Esta posición, que reconoce la existencia, las posibilidades e, incluso, la necesidad de la identidad nacional, es, sin duda, mucho más realista, mucho más aceptable, desde un punto de vista estrictamente empírico, y también mucho más útil para hacer países que funcionen que la primera posición que defienden los ciudadanos de ideología descolorida. A veces, sin embargo, pienso que se queda corta. Se queda corta porque trata todas las identidades nacionales por igual, sin querer hacer ningún juicio de valor.

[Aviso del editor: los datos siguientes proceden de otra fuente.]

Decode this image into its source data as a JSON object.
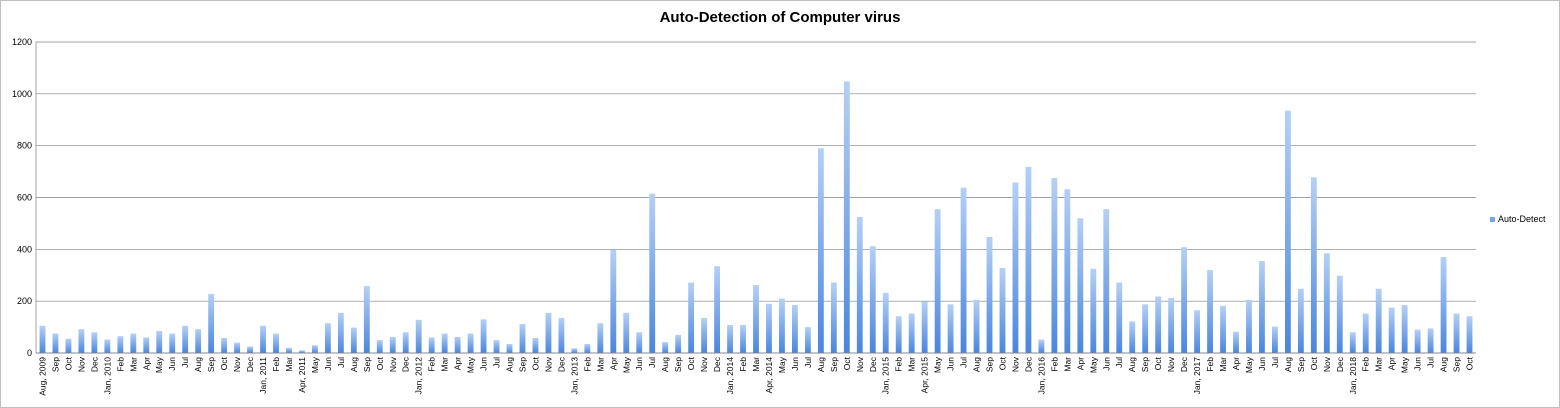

Ahora bien, ¿son todas las identidades nacionales iguales? ¿Podemos aceptar todas sus justificaciones, su defensa de lo que es patria, su relación con las otras comunidades nacionales simplemente por ser una identidad nacional más? Hace unos días tuve la oportunidad de ver ‘The Debt’ (‘La deuda’). En medio de esta película extraordinaria se produce un diálogo estremecedor (de hecho, un monólogo si consideramos sólo la parte verbal) entre el médico nazi secuestrado por el Mossad y uno de los agentes de la agencia de espionaje israelí. El primero, sumergido en el resentimiento de la derrota alemana de 1918 (y 1945), utiliza todo el lenguaje de la dominación para exasperar y humillar al segundo: le recuerda la falta de resistencia del pueblo judío durante el Holocausto, su disolución en un conjunto de átomos individuales, incapaces de coordinarse, la ausencia de una masa crítica de héroes dispuestos a inmolarse por su pueblo y, en definitiva, su co-participación con sus verdugos en aquel sacrificio inenarrable.

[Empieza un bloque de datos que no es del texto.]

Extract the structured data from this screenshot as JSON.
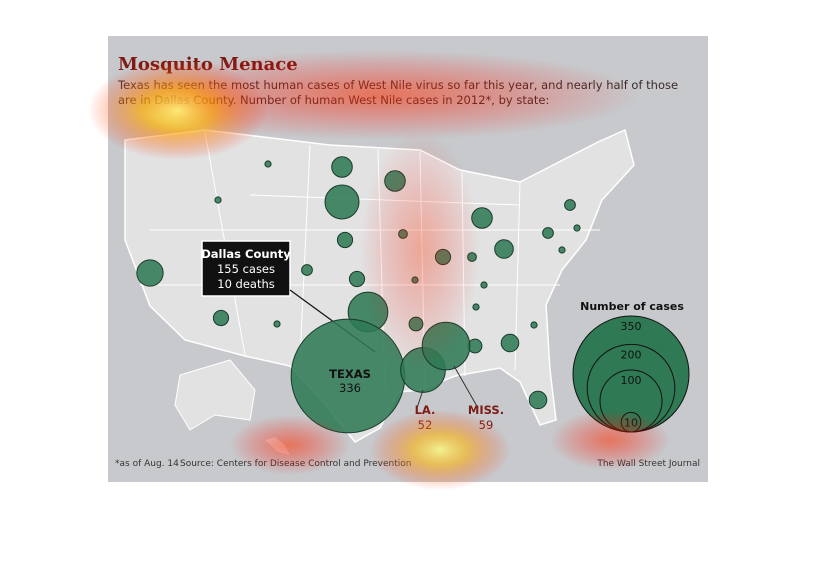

En una palabra, contra lo que algunas almas llenas de buena voluntad defienden en nombre de la neutralidad normativa, hay identidades nacionales envenenadas, construidas sobre la mentira y sobre el resentimiento, y, por tanto, indignas y necesitadas de reforma. Por ello, los alemanes han inventado, de la mano de Habermas, el concepto de “patriotismo constitucional”. Un patriotismo, sin embargo, que no tiene nada que ver con el concepto de los ciudadanos revolucionarios del año 1789 porque no pretende, en ningún caso, rehacer el mundo bajo un solo Estado. La propuesta habermasiana fue simplemente un concepto elaborado para reconciliar a los alemanes con la posibilidad de seguir siendo alemanes.

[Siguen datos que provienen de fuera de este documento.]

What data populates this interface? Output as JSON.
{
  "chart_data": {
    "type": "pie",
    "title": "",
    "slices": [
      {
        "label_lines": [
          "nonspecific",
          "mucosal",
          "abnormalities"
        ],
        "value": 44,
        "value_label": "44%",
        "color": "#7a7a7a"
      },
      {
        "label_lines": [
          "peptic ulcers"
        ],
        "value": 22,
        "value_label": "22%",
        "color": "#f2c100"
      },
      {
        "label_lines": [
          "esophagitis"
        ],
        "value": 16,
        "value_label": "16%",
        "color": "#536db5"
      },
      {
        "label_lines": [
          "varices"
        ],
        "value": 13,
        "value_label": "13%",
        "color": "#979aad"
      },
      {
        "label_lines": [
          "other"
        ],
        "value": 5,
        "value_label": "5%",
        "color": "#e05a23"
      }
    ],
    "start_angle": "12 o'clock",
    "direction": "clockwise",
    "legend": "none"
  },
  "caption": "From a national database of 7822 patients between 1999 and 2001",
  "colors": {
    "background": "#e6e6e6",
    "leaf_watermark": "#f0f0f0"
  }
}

Muchos españoles aún no lo han entendido. No ha habido ningún esfuerzo para ajustar cuentas con el pasado, para pedir, públicamente, perdón por los crímenes horrorosos que se cometieron no hace mucho (entre izquierdas y derechas y, sobre todo, del centro hacia su periferia). La utilización del patriotismo constitucional en España es, entonces, un hecho absolutamente trágico, la consagración de una mentira. En Alemania el concepto nació de un acto de contrición. En España lo utilizan para esconder la imposibilidad de arrepentimiento. Por ello, el discurso de los medios públicos españoles da asco. Al resentimiento por todas los fracasos históricos de aquella entidad que fue un imperio, se añade la necesidad de encontrar y rematar al extranjero, al otro, al chivo expiatorio. ¿Cómo hay que entender si no las declaraciones y actitudes, de colores propios del último Goya, que escuchamos en ‘Spain’ s Secret Conflict ‘ , un documental de una fuerza cortante sobre el problema Cataluña-España?